The advent of radio in the 1920s greatly increased the audience for gospel music, and James D. Vaughan used radio as an integral part of his business model, which also included traveling quartets to publicize the gospel music books he published several times a year. Virgil O. Stamps and Jesse R. Baxter studied Vaughan's business model and by the late 1920s were running heavy competition for Vaughan. The 1920s also saw the marketing of gospel records by groups such as the Carter Family.
The first person to introduce the ragtime influence to gospel accompaniment as well as to play the piano on a gospel recording was Arizona Dranes.
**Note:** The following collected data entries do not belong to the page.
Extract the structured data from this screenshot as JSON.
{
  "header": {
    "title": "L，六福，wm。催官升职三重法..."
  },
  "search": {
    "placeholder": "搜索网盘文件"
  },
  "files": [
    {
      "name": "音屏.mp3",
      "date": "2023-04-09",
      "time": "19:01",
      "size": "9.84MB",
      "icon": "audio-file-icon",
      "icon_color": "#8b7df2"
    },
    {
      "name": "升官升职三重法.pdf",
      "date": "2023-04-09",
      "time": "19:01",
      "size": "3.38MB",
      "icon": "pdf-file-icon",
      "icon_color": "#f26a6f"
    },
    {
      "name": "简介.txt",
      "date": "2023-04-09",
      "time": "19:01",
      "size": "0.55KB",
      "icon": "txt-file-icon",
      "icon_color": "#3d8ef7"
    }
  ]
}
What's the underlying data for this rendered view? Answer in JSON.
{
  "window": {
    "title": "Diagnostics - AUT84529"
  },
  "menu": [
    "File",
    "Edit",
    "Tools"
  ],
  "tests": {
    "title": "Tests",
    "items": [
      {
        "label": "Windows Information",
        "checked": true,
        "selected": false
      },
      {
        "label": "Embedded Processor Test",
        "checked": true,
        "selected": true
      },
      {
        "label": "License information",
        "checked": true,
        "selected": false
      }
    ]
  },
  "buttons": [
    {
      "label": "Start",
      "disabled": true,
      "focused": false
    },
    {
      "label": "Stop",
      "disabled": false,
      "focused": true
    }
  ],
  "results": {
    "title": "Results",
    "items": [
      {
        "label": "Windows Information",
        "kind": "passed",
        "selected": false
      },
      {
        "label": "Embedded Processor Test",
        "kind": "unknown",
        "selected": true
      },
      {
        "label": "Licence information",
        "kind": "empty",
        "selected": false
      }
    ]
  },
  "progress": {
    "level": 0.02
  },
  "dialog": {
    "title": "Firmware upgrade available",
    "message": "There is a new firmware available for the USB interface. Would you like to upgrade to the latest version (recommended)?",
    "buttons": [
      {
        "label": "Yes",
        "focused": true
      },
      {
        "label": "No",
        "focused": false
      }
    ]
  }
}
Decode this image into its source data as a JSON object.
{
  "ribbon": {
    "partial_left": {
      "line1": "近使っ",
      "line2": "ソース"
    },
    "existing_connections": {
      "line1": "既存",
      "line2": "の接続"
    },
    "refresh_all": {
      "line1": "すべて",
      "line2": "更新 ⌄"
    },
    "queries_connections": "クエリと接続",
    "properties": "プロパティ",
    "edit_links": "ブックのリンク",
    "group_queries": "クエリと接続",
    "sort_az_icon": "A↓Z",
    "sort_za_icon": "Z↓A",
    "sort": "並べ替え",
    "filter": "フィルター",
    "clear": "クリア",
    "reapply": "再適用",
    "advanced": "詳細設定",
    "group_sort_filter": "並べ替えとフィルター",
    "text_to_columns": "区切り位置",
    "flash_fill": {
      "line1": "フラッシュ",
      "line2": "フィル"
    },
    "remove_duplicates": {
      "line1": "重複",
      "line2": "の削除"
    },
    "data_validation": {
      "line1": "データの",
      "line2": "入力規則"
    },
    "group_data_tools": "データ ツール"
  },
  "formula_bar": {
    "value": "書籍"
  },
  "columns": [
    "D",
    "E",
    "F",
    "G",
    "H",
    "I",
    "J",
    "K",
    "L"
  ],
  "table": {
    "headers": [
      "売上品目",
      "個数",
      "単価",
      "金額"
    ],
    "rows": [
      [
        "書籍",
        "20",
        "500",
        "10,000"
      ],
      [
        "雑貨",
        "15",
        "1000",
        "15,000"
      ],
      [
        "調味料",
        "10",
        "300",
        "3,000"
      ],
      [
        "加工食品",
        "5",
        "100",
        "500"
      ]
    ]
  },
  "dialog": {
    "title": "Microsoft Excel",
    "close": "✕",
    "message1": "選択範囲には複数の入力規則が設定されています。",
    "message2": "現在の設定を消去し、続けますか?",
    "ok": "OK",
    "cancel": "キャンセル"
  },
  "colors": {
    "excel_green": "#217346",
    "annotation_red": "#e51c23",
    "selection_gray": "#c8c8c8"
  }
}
In African-American music, gospel quartets developed an a cappella style following the earlier success of the Fisk Jubilee Singers. The 1930s saw the Fairfield Four, the Dixie Hummingbirds, the Five Blind Boys of Mississippi, the Five Blind Boys of Alabama, The Soul Stirrers, the Swan Silvertones, the Charioteers, and the Golden Gate Quartet. Racism divided the nation, and this division did not skip the church. If during slavery blacks were treated as inferior inside the white churches, after emancipation they formed their own separate churches. The gospel groups which were very popular within the black community, were virtually unknown to the white community, though some in the white community began to follow them. In addition to these high-profile quartets, there were many black gospel musicians performing in the 1920s and 30s, usually playing the guitar and singing in the streets of Southern cities. Famous among them were Blind Willie Johnson, Blind Joe Taggart and others.
In the 1930s, in Chicago, Thomas A. Dorsey (best known as author of the song "Precious Lord, Take My Hand"), who had spent the 1920s writing and performong secular blues music under the name "Georgia Tom", turned to gospel music, establishing a publishing house. He had experienced many trials in his life,including the death of his pregnant wife. Thomas gained biblical knowledge from his father, who was a Baptist minister, and was taught to play piano by his mother. He started working with blues musicians when the family moved to Atlanta. It has been said that 1930 was the year when modern gospel music began, because the National Baptist Convention first publicly endorsed the music at its 1930 meeting. Dorsey was responsible for developing the musical careers of many African-American artists, such as Mahalia Jackson.
Meanwhile, the radio continued to develop an audience for gospel music, a fact that was commemorated in Albert E. Brumley's 1937 song, "Turn Your Radio On" (which is still being published in gospel song books). In 1972, a recording of "Turn Your Radio On" by the Lewis Family was nominated for "Gospel Song of the Year" in the Gospel Music Association's Dove Awards.
Following the Second World War, gospel music moved into major auditoriums, and gospel music concerts became quite elaborate. In 1950, black gospel was featured at Carnegie Hall when Joe Bostic produced the Negro Gospel and Religious Music Festival. He repeated it the next year with an expanded list of performing artists, and in 1959 moved to Madison Square Garden. Today, black gospel and white gospel are distinct genres, with distinct audiences. In white gospel, there is a large Gospel Music Association and a Gospel Music Hall of Fame, which includes a few black artists, such as Mahalia Jackson, but which ignores most black artists. In the black community, James Cleveland established the Gospel Music Workshop of America in 1969.